Because the lesson here is white Democrats might talk about how enlightened they are when it comes to race but they don’t do an actual damn thing to help black people. Edwards proved that conclusively with his Ronald Greene coverup. And there is zero reason why black Democrats ought to tolerate this sort of one-way street. Why be a political chump?

Does that lead to Black Caucus members voting to impeach Edwards? If it doesn’t, what does Gary Chambers, a big part of whose message is that “there are more of us than there are of them,” think of that?

Joining with Republicans to dump Edwards would be the power play of all power plays for Louisiana’s black Democrat majority. It would signal that black people control that party, and that given Edwards’ treatment of them in the Greene case it’s necessary that black people control that party and be in a position to negotiate directly with the state’s GOP majority in legislative and other settings.

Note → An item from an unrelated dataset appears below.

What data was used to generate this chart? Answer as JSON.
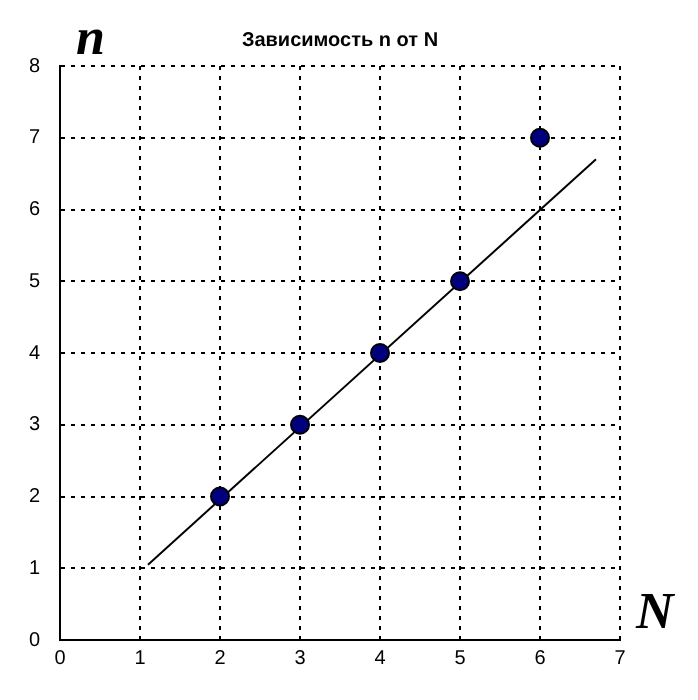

Interestingly enough, if you talk to GOP legislators they’ll tell you they’d much rather deal solely with the Black Caucus than with Edwards or the other white Democrats who purport to speak for them. It’s a much more honest conversation. And in more successful southern states, that’s how it works.

Look, all of this might just blow over. But it really shouldn’t. This ought to be the reckoning we’ve needed in this state ever since Ronald Greene was beaten to death on that desolate roadside.